Junius has sometimes made his satire felt, but let not injudicious admiration mistake the venom of the shaft for the vigour of the bow. He has sometimes sported with lucky malice; but to him that knows his company, it is not hard to be sarcastick in a mask. While he walks, like Jack the giant-killer, in a coat of darkness, he may do much mischief with little strength. Novelty captivates the superficial and thoughtless; vehemence delights the discontented and turbulent. He that contradicts acknowledged truth will always have an audience; he that vilifies established authority will always find abettors.

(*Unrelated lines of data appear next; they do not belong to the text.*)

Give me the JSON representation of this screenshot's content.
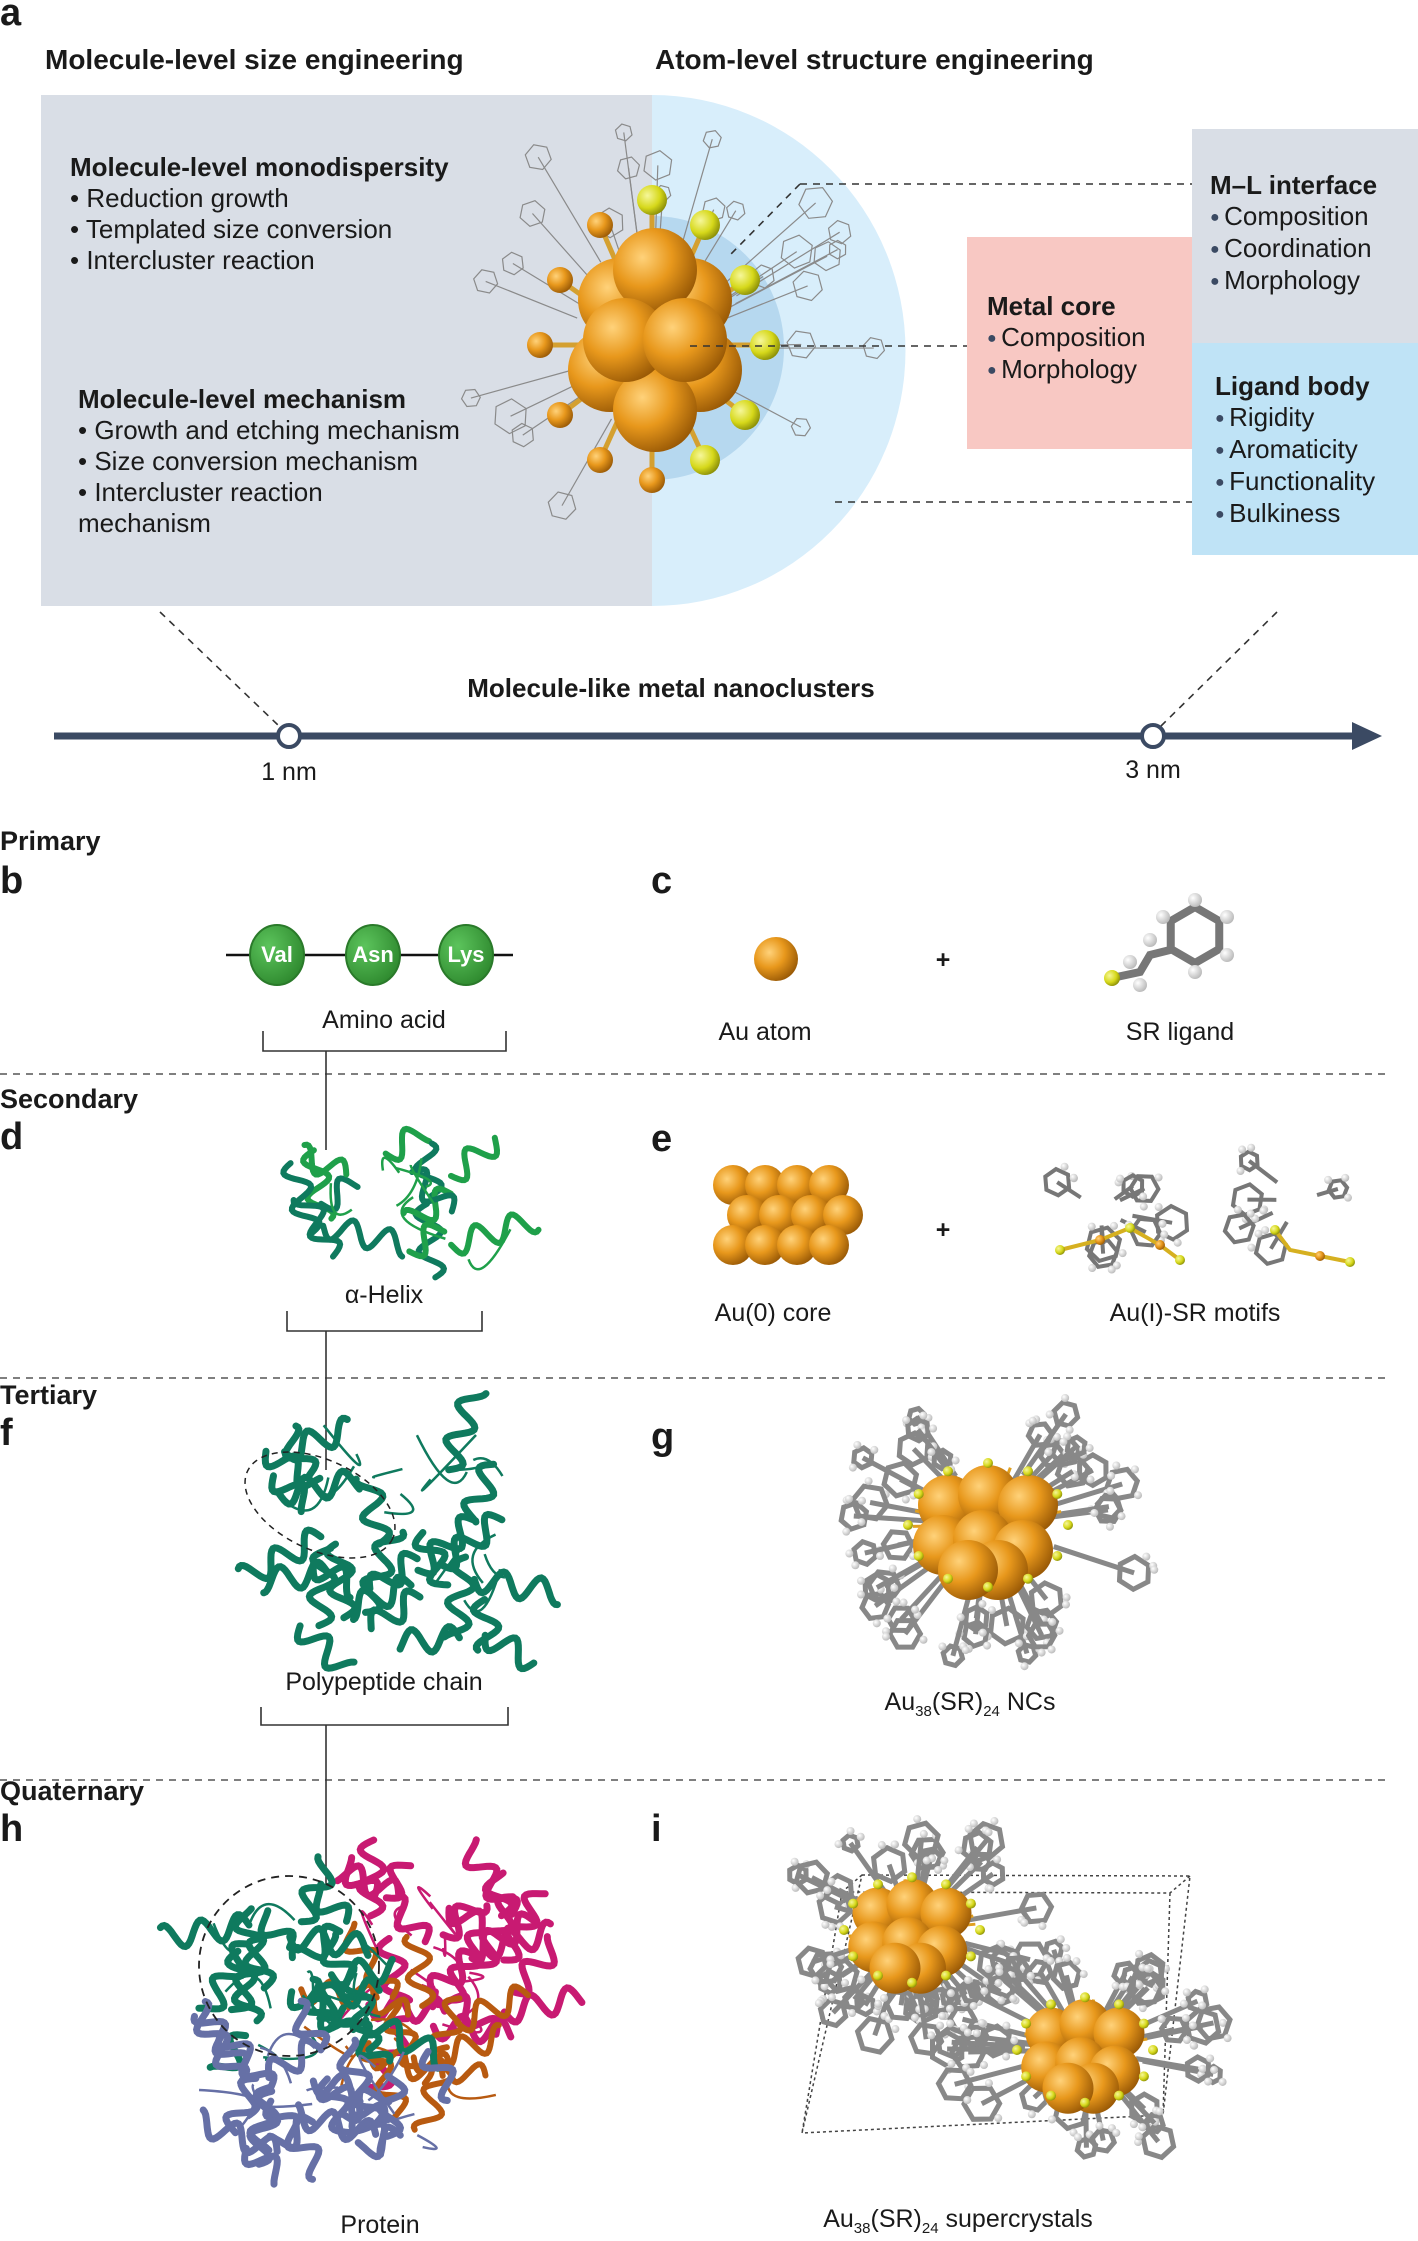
{
  "panel_a": {
    "letter": "a",
    "left_title": "Molecule-level size engineering",
    "right_title": "Atom-level structure engineering",
    "monodispersity": {
      "heading": "Molecule-level monodispersity",
      "items": [
        "Reduction growth",
        "Templated size conversion",
        "Intercluster reaction"
      ]
    },
    "mechanism": {
      "heading": "Molecule-level mechanism",
      "items": [
        "Growth and etching mechanism",
        "Size conversion mechanism",
        "Intercluster reaction",
        "mechanism"
      ]
    },
    "metal_core": {
      "heading": "Metal core",
      "items": [
        "Composition",
        "Morphology"
      ]
    },
    "ml_interface": {
      "heading": "M–L interface",
      "items": [
        "Composition",
        "Coordination",
        "Morphology"
      ]
    },
    "ligand_body": {
      "heading": "Ligand body",
      "items": [
        "Rigidity",
        "Aromaticity",
        "Functionality",
        "Bulkiness"
      ]
    },
    "scale_title": "Molecule-like metal nanoclusters",
    "scale_ticks": [
      "1 nm",
      "3 nm"
    ],
    "colors": {
      "gray_box": "#d9dee6",
      "blue_zone": "#d8eefb",
      "inner_blue": "#b6d8ef",
      "pink_box": "#f8c8c3",
      "ml_box": "#d9dee6",
      "ligand_box": "#bfe3f6",
      "axis": "#3b4a63",
      "gold": "#e49a1e",
      "sulfur": "#d9dd1c"
    }
  },
  "levels": {
    "primary": "Primary",
    "secondary": "Secondary",
    "tertiary": "Tertiary",
    "quaternary": "Quaternary"
  },
  "panels": {
    "b": {
      "letter": "b",
      "residues": [
        "Val",
        "Asn",
        "Lys"
      ],
      "label": "Amino acid",
      "residue_color": "#3a9a3a"
    },
    "c": {
      "letter": "c",
      "atom_label": "Au atom",
      "plus": "+",
      "ligand_label": "SR ligand"
    },
    "d": {
      "letter": "d",
      "label": "α-Helix"
    },
    "e": {
      "letter": "e",
      "core_label": "Au(0) core",
      "plus": "+",
      "motif_label": "Au(I)-SR motifs"
    },
    "f": {
      "letter": "f",
      "label": "Polypeptide chain"
    },
    "g": {
      "letter": "g",
      "label": {
        "base": "Au",
        "sub1": "38",
        "mid": "(SR)",
        "sub2": "24",
        "tail": " NCs"
      }
    },
    "h": {
      "letter": "h",
      "label": "Protein"
    },
    "i": {
      "letter": "i",
      "label": {
        "base": "Au",
        "sub1": "38",
        "mid": "(SR)",
        "sub2": "24",
        "tail": " supercrystals"
      }
    }
  },
  "protein_colors": {
    "green": "#0f7a5e",
    "bright_green": "#1fa04a",
    "magenta": "#c81a72",
    "orange": "#b85a10",
    "slate": "#6670a6"
  }
}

Junius burst into notice with a blaze of impudence which has rarely glared upon the world before, and drew the rabble after him, as a monster makes a show. When he had once provided for his safety, by impenetrable secrecy, he had nothing to combat but truth and justice, enemies whom he knows to be feeble in the dark. Being then at liberty to indulge himself in all the immunities of invisibility; out of the reach of danger, he has been bold; out of the reach of shame, he has been confident. As a rhetorician, he has had the art of persuading, when he seconded desire; as a reasoner, he has convinced those who had no doubt before; as a moralist, he has taught, that virtue may disgrace; and, as a patriot, he has gratified the mean by insults on the high. Finding sedition ascendant, he has been able to advance it; finding the nation combustible, he has been able to inflame it. Let us abstract from his wit the vivacity of insolence, and withdraw from his efficacy the sympathetick favour of plebeian malignity; I do not say that we shall leave him nothing; the cause that I defend, scorns the help of falsehood; but if we leave him only his merit, what will be his praise?

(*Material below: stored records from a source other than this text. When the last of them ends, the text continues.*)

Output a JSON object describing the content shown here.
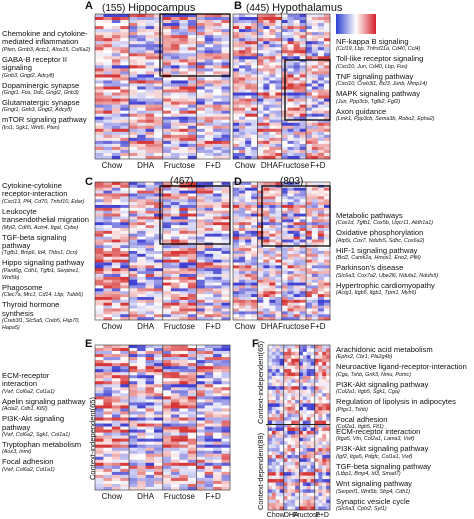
{
  "columns": [
    "Chow",
    "DHA",
    "Fructose",
    "F+D"
  ],
  "panels": [
    {
      "letter": "A",
      "count": "(155)",
      "title": "Hippocampus",
      "groups": [
        {
          "pathways": [
            {
              "name": "Chemokine and cytokine-mediated inflammation",
              "genes": "(Pten, Grnb3, Actc1, Alox15, Col6a2)"
            },
            {
              "name": "GABA-B receptor II signaling",
              "genes": "(Gnb3, Gngt2, Adcy8)"
            },
            {
              "name": "Dopaminergic synapse",
              "genes": "(Gngt1, Fos, Ddc, Gngt2, Gnb3)"
            },
            {
              "name": "Glutamatergic synapse",
              "genes": "(Gngt1, Gnb3, Gngt2, Adcy8)"
            },
            {
              "name": "mTOR signaling pathway",
              "genes": "(Irs1, Sgk1, Wnt6, Pten)"
            }
          ]
        }
      ]
    },
    {
      "letter": "B",
      "count": "(445)",
      "title": "Hypothalamus",
      "groups": [
        {
          "pathways": [
            {
              "name": "NF-kappa B signaling",
              "genes": "(Ccl19, Lbp, Tnfrsf11a, Cd40, Ccl4)"
            },
            {
              "name": "Toll-like receptor signaling",
              "genes": "(Cxcl10, Jun, Cd40, Lbp, Fos)"
            },
            {
              "name": "TNF signaling pathway",
              "genes": "(Cxcl10, Creb3l1, Bcl3, Junb, Mmp14)"
            },
            {
              "name": "MAPK signaling pathway",
              "genes": "(Jun, Ppp3cb, Tgfb2, Fgf2)"
            },
            {
              "name": "Axon guidance",
              "genes": "(Lmk1, Ppp3cb, Sema3b, Robo2, Epha2)"
            }
          ]
        }
      ]
    },
    {
      "letter": "C",
      "count": "(467)",
      "groups": [
        {
          "pathways": [
            {
              "name": "Cytokine-cytokine receptor-interaction",
              "genes": "(Cxcl13, Pf4, Cd70, Tnfsf10, Edar)"
            },
            {
              "name": "Leukocyte transendothelial migration",
              "genes": "(Myl2, Cdh5, Actn4, Itgal, Cybe)"
            },
            {
              "name": "TGF-beta signaling pathway",
              "genes": "(Tgfb1, Bmp6, Id4, Thbs1, Dcn)"
            },
            {
              "name": "Hippo signaling pathway",
              "genes": "(Pard6g, Cdh1, Tgfb1, Serpine1, Wnt5b)"
            },
            {
              "name": "Phagosome",
              "genes": "(Clec7a, Mrc1, Cd14, Lbp, Tubb6)"
            },
            {
              "name": "Thyroid hormone synthesis",
              "genes": "(Creb3l1, Slc5a5, Creb5, Hsp70, Hapa5)"
            }
          ]
        }
      ]
    },
    {
      "letter": "D",
      "count": "(803)",
      "groups": [
        {
          "pathways": [
            {
              "name": "Metabolic pathways",
              "genes": "(Cox1d, Tgfb1, Cox5b, Uqcr11, Aldh1a1)"
            },
            {
              "name": "Oxidative phosphorylation",
              "genes": "(Atp5i, Cox7, Ndufs5, Sdhc, Cox6a2)"
            },
            {
              "name": "HIF-1 signaling pathway",
              "genes": "(Bcl2, Camk2a, Hmox1, Eno2, Pfkl)"
            },
            {
              "name": "Parkinson's disease",
              "genes": "(Slc6a3, Cox7a2, Ube2l6, Ndufa1, Ndufs5)"
            },
            {
              "name": "Hypertrophic cardiomyopathy",
              "genes": "(Actg1, Itgb5, Itgb1, Tpm1, Myh6)"
            }
          ]
        }
      ]
    },
    {
      "letter": "E",
      "groups": [
        {
          "side": "Context-independent(65)",
          "pathways": [
            {
              "name": "ECM-receptor interaction",
              "genes": "(Vwf, Col6a2, Col1a1)"
            },
            {
              "name": "Apelin signaling pathway",
              "genes": "(Acta2, Cdh1, Klf2)"
            },
            {
              "name": "PI3K-Akt signaling pathway",
              "genes": "(Vwf, Col6a2, Sgk1, Col1a1)"
            },
            {
              "name": "Tryptophan metabolism",
              "genes": "(Aox3, Inmt)"
            },
            {
              "name": "Focal adhesion",
              "genes": "(Vwf, Col6a2, Col1a1)"
            }
          ]
        }
      ]
    },
    {
      "letter": "F",
      "groups": [
        {
          "side": "Context-independent(65)",
          "pathways": [
            {
              "name": "Arachidonic acid metabolism",
              "genes": "(Ephx2, Cbr1, Pla2g4b)"
            },
            {
              "name": "Neuroactive ligand-receptor-interaction",
              "genes": "(Cga, Tshb, Grik3, Nmu, Pomc)"
            },
            {
              "name": "PI3K-Akt signaling pathway",
              "genes": "(Col2a1, Itgb5, Sgk1, Cga)"
            },
            {
              "name": "Regulation of lipolysis in adipocytes",
              "genes": "(Ptgs1, Tshb)"
            },
            {
              "name": "Focal adhesion",
              "genes": "(Col2a1, Itgb5, Flt1)"
            }
          ]
        },
        {
          "side": "Context-dependent(89)",
          "pathways": [
            {
              "name": "ECM-receptor interaction",
              "genes": "(Itga5, Vtn, Col2a1, Lama3, Vwf)"
            },
            {
              "name": "PI3K-Akt signaling pathway",
              "genes": "(Igf2, Itga5, Pdgfc, Col1a1, Vwf)"
            },
            {
              "name": "TGF-beta signaling pathway",
              "genes": "(Ltbp1, Bmp4, Id3, Smad7)"
            },
            {
              "name": "Wnt signaling pathway",
              "genes": "(Serpinf1, Wnt5b, Sfrp4, Cdh1)"
            },
            {
              "name": "Synaptic vesicle cycle",
              "genes": "(Slc6a3, Cplx2, Syt1)"
            }
          ]
        }
      ]
    }
  ]
}
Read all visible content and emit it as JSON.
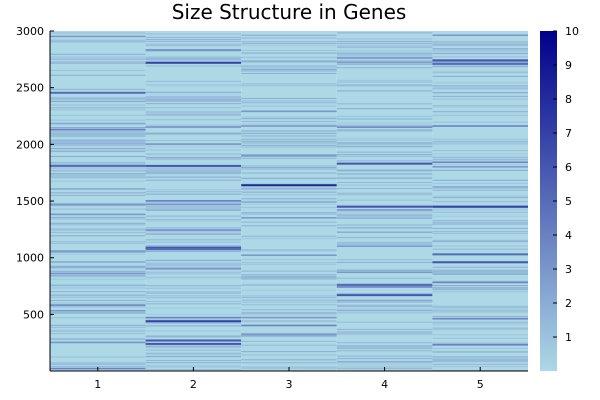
{
  "chart_data": {
    "type": "heatmap",
    "title": "Size Structure in Genes",
    "xlabel": "",
    "ylabel": "",
    "x_categories": [
      "1",
      "2",
      "3",
      "4",
      "5"
    ],
    "y_range": [
      1,
      3000
    ],
    "y_ticks": [
      500,
      1000,
      1500,
      2000,
      2500,
      3000
    ],
    "colorbar": {
      "range": [
        0,
        10
      ],
      "ticks": [
        1,
        2,
        3,
        4,
        5,
        6,
        7,
        8,
        9,
        10
      ],
      "colors": [
        "#add8e6",
        "#00008b"
      ]
    },
    "highlight_rows": {
      "1": [
        [
          2455,
          5
        ],
        [
          2130,
          4
        ],
        [
          1810,
          5
        ],
        [
          1470,
          3
        ],
        [
          1380,
          3
        ],
        [
          1050,
          3
        ],
        [
          860,
          3
        ],
        [
          580,
          4
        ],
        [
          530,
          3
        ],
        [
          250,
          3
        ],
        [
          20,
          4
        ],
        [
          2950,
          3
        ]
      ],
      "2": [
        [
          2720,
          7
        ],
        [
          2150,
          3
        ],
        [
          1810,
          6
        ],
        [
          1500,
          4
        ],
        [
          1470,
          3
        ],
        [
          1240,
          3
        ],
        [
          1090,
          6
        ],
        [
          1075,
          5
        ],
        [
          900,
          3
        ],
        [
          470,
          4
        ],
        [
          440,
          7
        ],
        [
          270,
          6
        ],
        [
          240,
          6
        ],
        [
          2830,
          4
        ],
        [
          2000,
          3
        ]
      ],
      "3": [
        [
          1640,
          8
        ],
        [
          2290,
          3
        ],
        [
          2160,
          3
        ],
        [
          1900,
          3
        ],
        [
          1350,
          3
        ],
        [
          1020,
          3
        ],
        [
          470,
          3
        ],
        [
          400,
          4
        ],
        [
          320,
          3
        ]
      ],
      "4": [
        [
          2760,
          3
        ],
        [
          2150,
          4
        ],
        [
          1830,
          6
        ],
        [
          1450,
          6
        ],
        [
          1420,
          3
        ],
        [
          1100,
          3
        ],
        [
          870,
          3
        ],
        [
          760,
          5
        ],
        [
          740,
          4
        ],
        [
          670,
          6
        ],
        [
          2720,
          3
        ]
      ],
      "5": [
        [
          2740,
          6
        ],
        [
          2710,
          5
        ],
        [
          2160,
          4
        ],
        [
          1840,
          4
        ],
        [
          1800,
          3
        ],
        [
          1450,
          7
        ],
        [
          1030,
          5
        ],
        [
          960,
          6
        ],
        [
          780,
          4
        ],
        [
          460,
          4
        ],
        [
          230,
          4
        ],
        [
          2960,
          3
        ]
      ]
    }
  }
}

It is not by his liveliness of imagery, his pungency of periods, or his fertility of allusion, that he detains the cits of London, and the boors of Middlesex. Of style and sentiment they take no cognizance. They admire him, for virtues like their own, for contempt of order, and violence of outrage; for rage of defamation, and audacity of falsehood. The supporters of the bill of rights feel no niceties of composition, nor dexterities of sophistry; their faculties are better proportioned to the bawl of Bellas, or barbarity of Beckford; but they are told, that Junius is on their side, and they are, therefore, sure that Junius is infallible. Those who know not whither he would lead them, resolve to follow him; and those who cannot find his meaning, hope he means rebellion.
Junius is an unusual phenomenon, on which some have gazed with wonder, and some with terrour, but wonder and terrour are transitory passions. He will soon be more closely viewed, or more attentively examined; and what folly has taken for a comet, that from its flaming hair shook pestilence and war, inquiry will find to be only a meteor, formed by the vapours of putrefying democracy, and kindled into flame by the effervescence of interest, struggling with conviction; which, after having plunged its followers in a bog, will leave us, inquiring why we regard it.